Restoring CFTR Function Reduces Airway Bacteria and Inflammation in People With Cystic Fibrosis and Chronic Lung Infections
Hisert KB, Heltshe SL, Pope C, Jorth P, Wu X, Edwards RM, Radey M, Accurso FJ, Wolter DJ, Cooke G, Adam RJ, Carter S, Grogan B, Launspach JL, Donnelly SC, Gallagher C, Bruce JE, Stoltz D, Welsh MJ, Hoffman LR, McKone EF, Singh PK.
Am J Respir Crit Care Med. 2017 Feb 21. doi: 10.1164/rccm.201609-1954OC. [Epub ahead of print]
Previous work indicates that ivacaftor improves CFTR activity and lung function in people with cystic fibrosis (CF) and G551D-CFTR mutations, but does not reduce density of bacteria or markers of inflammation in the airway. These findings raise the possibility that infection and inflammation may progress independently of CFTR activity once CF lung disease is established.
To better understand the relationship between CFTR activity, airway microbiology and inflammation, and lung function in subjects with CF and chronic airway infections.
We studied twelve subjects with G551D-CFTR mutations and chronic airway infections before and after ivacaftor. We measured lung function, sputum bacterial content and inflammation, and obtained chest computed tomography (CT) scans.
Ivacaftor produced rapid decreases in sputum P. aeruginosa density that began within 48 hours and continued in the first year of treatment. However, no subject eradicated their infecting P. aeruginosa strain, and after the first year P. aeruginosa densities rebounded. Sputum total bacterial concentrations also decreased, but less than P. aeruginosa. Sputum inflammatory measures decreased significantly in the first week of treatment and continued to decline over two years. CT scans obtained before and 1 year after ivacaftor treatment revealed that ivacaftor decreased airway mucous plugging.

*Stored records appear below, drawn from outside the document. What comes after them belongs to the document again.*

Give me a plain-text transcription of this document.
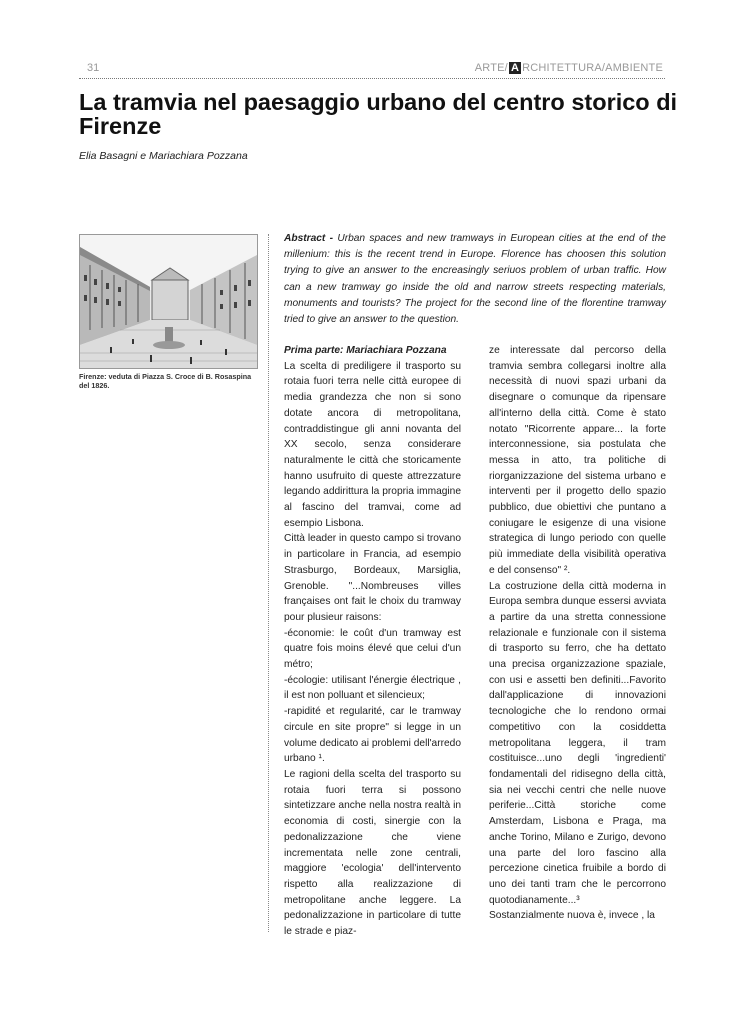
31	ARTE/ A RCHITETTURA/AMBIENTE
La tramvia nel paesaggio urbano del centro storico di Firenze
Elia Basagni e Mariachiara Pozzana
Firenze: veduta di Piazza S. Croce di B. Rosaspina del 1826.

Abstract - Urban spaces and new tramways in European cities at the end of the millenium: this is the recent trend in Europe. Florence has choosen this solution trying to give an answer to the encreasingly seriuos problem of urban traffic. How can a new tramway go inside the old and narrow streets respecting materials, monuments and tourists? The project for the second line of the florentine tramway tried to give an answer to the question.

Prima parte: Mariachiara Pozzana
La scelta di prediligere il trasporto su rotaia fuori terra nelle città europee di media grandezza che non si sono dotate ancora di metropolitana, contraddistingue gli anni novanta del XX secolo, senza considerare naturalmente le città che storicamente hanno usufruito di queste attrezzature legando addirittura la propria immagine al fascino del tramvai, come ad esempio Lisbona.
Città leader in questo campo si trovano in particolare in Francia, ad esempio Strasburgo, Bordeaux, Marsiglia, Grenoble. "...Nombreuses villes françaises ont fait le choix du tramway pour plusieur raisons:
-économie: le coût d'un tramway est quatre fois moins élevé que celui d'un métro;
-écologie: utilisant l'énergie électrique , il est non polluant et silencieux;
-rapidité et regularité, car le tramway circule en site propre" si legge in un volume dedicato ai problemi dell'arredo urbano ¹.
Le ragioni della scelta del trasporto su rotaia fuori terra si possono sintetizzare anche nella nostra realtà in economia di costi, sinergie con la pedonalizzazione che viene incrementata nelle zone centrali, maggiore 'ecologia' dell'intervento rispetto alla realizzazione di metropolitane anche leggere. La pedonalizzazione in particolare di tutte le strade e piaz-
ze interessate dal percorso della tramvia sembra collegarsi inoltre alla necessità di nuovi spazi urbani da disegnare o comunque da ripensare all'interno della città. Come è stato notato "Ricorrente appare... la forte interconnessione, sia postulata che messa in atto, tra politiche di riorganizzazione del sistema urbano e interventi per il progetto dello spazio pubblico, due obiettivi che puntano a coniugare le esigenze di una visione strategica di lungo periodo con quelle più immediate della visibilità operativa e del consenso" ².
La costruzione della città moderna in Europa sembra dunque essersi avviata a partire da una stretta connessione relazionale e funzionale con il sistema di trasporto su ferro, che ha dettato una precisa organizzazione spaziale, con usi e assetti ben definiti...Favorito dall'applicazione di innovazioni tecnologiche che lo rendono ormai competitivo con la cosiddetta metropolitana leggera, il tram costituisce...uno degli 'ingredienti' fondamentali del ridisegno della città, sia nei vecchi centri che nelle nuove periferie...Città storiche come Amsterdam, Lisbona e Praga, ma anche Torino, Milano e Zurigo, devono una parte del loro fascino alla percezione cinetica fruibile a bordo di uno dei tanti tram che le percorrono quotodianamente...³
Sostanzialmente nuova è, invece , la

Ivacaftor caused marked reductions in sputum P. aeruginosa density and airway inflammation and produced modest improvements in radiographic lung disease in subjects with G551D-CFTR mutations. However, P. aeruginosa airway infection persisted. Thus, measures that control infection may be required to realize the full benefits of CFTR-targeting treatments.